Raising the Bar on Nutrition Bars
A consumer watchdog group that conducted an independent evaluation of different popular nutrition bars is urging the public to “know your bar” before indulging. According to ConsumerLab .com, three of the 34 products tested were mislabeled. One bar contained 50% (1 gram [g]) more saturated fat than stated, another had 27% (0.8 g) more saturated fat than claimed, and in a third case, the carb count was off by 33%! In 2001, most bars were mislabeled, so accuracy has improved. But label misrepresentations are not the only concern. The watchdog company is also drawing attention to the vast nutritional differences among bars and to questions about nutritional content.
“Bars can be a good, occasional source of nutrition for people on the go, but they can vary drastically from one another in their content,” according to Tod Cooperman, MD, president of ConsumerLab.com. “People need to ‘know their bar’ to be sure it has what they need, without unwanted ingredients.”

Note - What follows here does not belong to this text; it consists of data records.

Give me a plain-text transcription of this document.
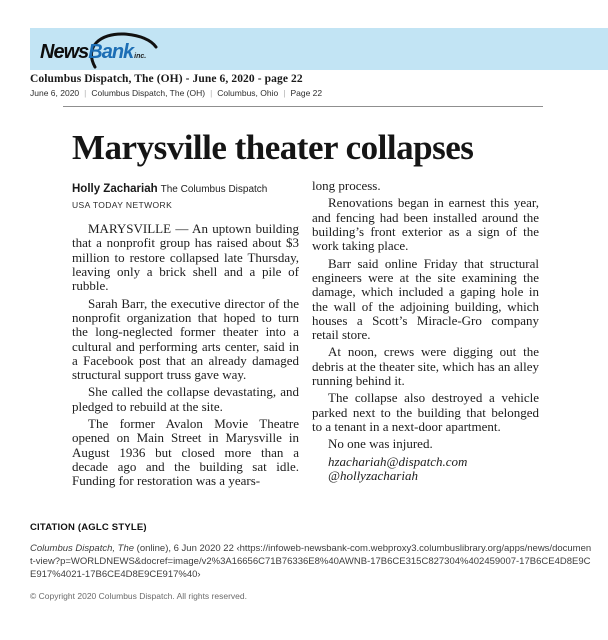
NewsBankinc.
Columbus Dispatch, The (OH) - June 6, 2020 - page 22
June 6, 2020 | Columbus Dispatch, The (OH) | Columbus, Ohio | Page 22
Marysville theater collapses
Holly Zachariah The Columbus Dispatch
USA TODAY NETWORK

MARYSVILLE — An uptown building that a nonprofit group has raised about $3 million to restore collapsed late Thursday, leaving only a brick shell and a pile of rubble.

Sarah Barr, the executive director of the nonprofit organization that hoped to turn the long-neglected former theater into a cultural and performing arts center, said in a Facebook post that an already damaged structural support truss gave way.

She called the collapse devastating, and pledged to rebuild at the site.

The former Avalon Movie Theatre opened on Main Street in Marysville in August 1936 but closed more than a decade ago and the building sat idle. Funding for restoration was a years-

long process.

Renovations began in earnest this year, and fencing had been installed around the building’s front exterior as a sign of the work taking place.

Barr said online Friday that structural engineers were at the site examining the damage, which included a gaping hole in the wall of the adjoining building, which houses a Scott’s Miracle-Gro company retail store.

At noon, crews were digging out the debris at the theater site, which has an alley running behind it.

The collapse also destroyed a vehicle parked next to the building that belonged to a tenant in a next-door apartment.

No one was injured.

hzachariah@dispatch.com

@hollyzachariah

CITATION (AGLC STYLE)

Columbus Dispatch, The (online), 6 Jun 2020 22 ‹https://infoweb-newsbank-com.webproxy3.columbuslibrary.org/apps/news/document-view?p=WORLDNEWS&docref=image/v2%3A16656C71B76336E8%40AWNB-17B6CE315C827304%402459007-17B6CE4D8E9CE917%4021-17B6CE4D8E9CE917%40›

© Copyright 2020 Columbus Dispatch. All rights reserved.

Here are some of the key findings:
- Many labels included a “net carbs” claim, which excluded carbs thought to have less impact on blood sugar levels. This practice has neither been sanctioned nor stopped by the U.S. Food and Drug Administration. The carbs not counted, typically glycerin and sugar alcohols, would still add calories.
- At least half of the fat (2–6 g) found in most bars was saturated fat, which is associated with an increased risk of heart disease.
- Trans fat amounts were generally not listed.
- Many bars were fortified with vitamins, which could pose a risk if consumers exceeded the Tolerable Upper Intake Level of any particular vitamin through supplementation and/or diet.
- People who use the bars as meal replacements might not get sufficient calories or protein.